One of the most important tasks, and often what is occupying a good part of the thinking of a PM is, what should we build next? a simple question but one that carries with it allot of details as to what usually goes into this process and how good PM’s source and priotorize ideas, for the context of this post I will focus on where do ideas comes from, prioritizing them will be a subject of a future post.
There are some differences of where ideas come from and their importance depending on what type of a PM you are and to what type of product,, there 3 main types of PM or products in the tech. space:
- Consumer products or B2C products (think of instagram, snapchat)
- B2B products (think of SAP, AliBaba)
- Internal products (think of customer service tools)
Lets start with the common sources of ideas and add the specific cases for the 2nd and 3rd types of products, one thing to keep in mind, is that its very rare for you as a new PM to start off with a clean slate/no backlog that already exists, in most cases you would be owning a product that exists with a backlog of ideas that you need to understand and priotorize.
Employees and colleagues
The first source of ideas are employees in the business, these include your team members, PM’s of teams working in the same business area/unit, your manager, leadership team, or CEO, depending on the size of the business these titles will change but they all fall under this category. Also researchers and analysis’s are a valuable source of “high quality” ideas as its usually coming from a qualitative or quantitative source which saves you a bit of time in validating it, but it still needs to be prioritized (more on that later)
Customers
Customers can tell you things in two ways:
- Directly, as in from feedback forms, customer service tickets/issues and calls, these are usually bugs or issues but can also uncover user needs and features improvements or new features that could be built.
- In-directly, this happens from metrics, your users can be telling you something, a problem they are facing (exits from a funnel, high bounce rates for example) or something missing they are looking for (high churn rates for example can indicate missing value proposition), a good PM hunts for these signals in the myriad of data sources they have at their disposal, finding such signals usually requires a deeper look, might include implementing a survey, feedback form or follow up emails to gather more details as to why a user has left the product.

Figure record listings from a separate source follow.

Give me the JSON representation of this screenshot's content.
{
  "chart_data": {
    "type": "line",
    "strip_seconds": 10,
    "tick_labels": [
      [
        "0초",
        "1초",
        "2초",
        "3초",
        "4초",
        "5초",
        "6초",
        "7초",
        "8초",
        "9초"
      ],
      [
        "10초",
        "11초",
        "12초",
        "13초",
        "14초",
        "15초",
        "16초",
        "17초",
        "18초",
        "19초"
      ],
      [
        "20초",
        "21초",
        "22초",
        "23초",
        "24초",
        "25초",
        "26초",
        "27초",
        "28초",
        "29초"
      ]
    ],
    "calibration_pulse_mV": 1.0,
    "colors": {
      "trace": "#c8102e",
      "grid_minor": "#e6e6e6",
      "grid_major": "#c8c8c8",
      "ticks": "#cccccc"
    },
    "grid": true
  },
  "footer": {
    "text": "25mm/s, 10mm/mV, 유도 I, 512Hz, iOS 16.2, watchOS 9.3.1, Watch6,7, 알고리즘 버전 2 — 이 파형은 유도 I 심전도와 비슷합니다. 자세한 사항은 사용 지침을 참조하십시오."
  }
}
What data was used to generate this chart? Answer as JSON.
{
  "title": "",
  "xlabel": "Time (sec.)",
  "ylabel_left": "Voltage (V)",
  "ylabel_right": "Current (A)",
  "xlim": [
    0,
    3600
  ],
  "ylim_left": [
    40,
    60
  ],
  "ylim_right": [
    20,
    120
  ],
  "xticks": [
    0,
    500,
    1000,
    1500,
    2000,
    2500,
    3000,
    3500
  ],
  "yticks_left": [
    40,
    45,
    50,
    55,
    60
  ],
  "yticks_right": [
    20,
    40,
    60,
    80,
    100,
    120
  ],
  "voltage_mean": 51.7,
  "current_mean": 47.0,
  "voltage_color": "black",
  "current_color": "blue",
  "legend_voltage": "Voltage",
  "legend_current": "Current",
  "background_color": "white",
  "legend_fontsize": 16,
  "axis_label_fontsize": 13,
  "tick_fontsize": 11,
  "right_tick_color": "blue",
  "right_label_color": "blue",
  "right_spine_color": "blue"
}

In a B2C product, the above cover the main areas where PM’s gather and generate ideas that need to be vetted, sized (business impact and effort) and then prioritized. There are many techniques to generate ideas with your team such as design sprints and brainstorms where you would combine your insights and use these frameworks to help come up with new/innovative ideas.
There are however, other sources of ideas that are more common in the B2B and internal products.
Sales or Clients in B2B products
in a B2B business, there are usually less users of the product but these users have a much stronger influence on the product, in many organization sales represent the clients and PM have to work with sales to understand what clients need, working directly with clients or users of the software in SAAS business for example is usually best to capture what their needs and pain points are.
There are many commonalities to B2C products in how PM’s should go about validating these needs, but the main difference is that in B2C you usually have hundreds of thousands or millions of users while in B2B its a much smaller number.
Users of internal products
If you are a PM for an internal tool, then your main source of ideas are the users of the tool, depending on how many users the tool has, your methods of collecting these ideas would differ, but managing an internal product is usually very different than a B2C product, you usually will not be able to experiment (A/B tests) for internal products as you would never get the statistical power needed, as such you will have to rely on proper understanding and capturing of the user needs and making sure the product delivers on their needs efficiently, objectives usually resolve around efficient usage, time saving of the users and adoption. (this of course can be very different depending on the product but this is what I have seen in my previous experiences)
I hope you found this useful, there is much more to discuss in each of these categories that I hope I can cover in a future post or podcast.
As always, stay safe, and stay wild!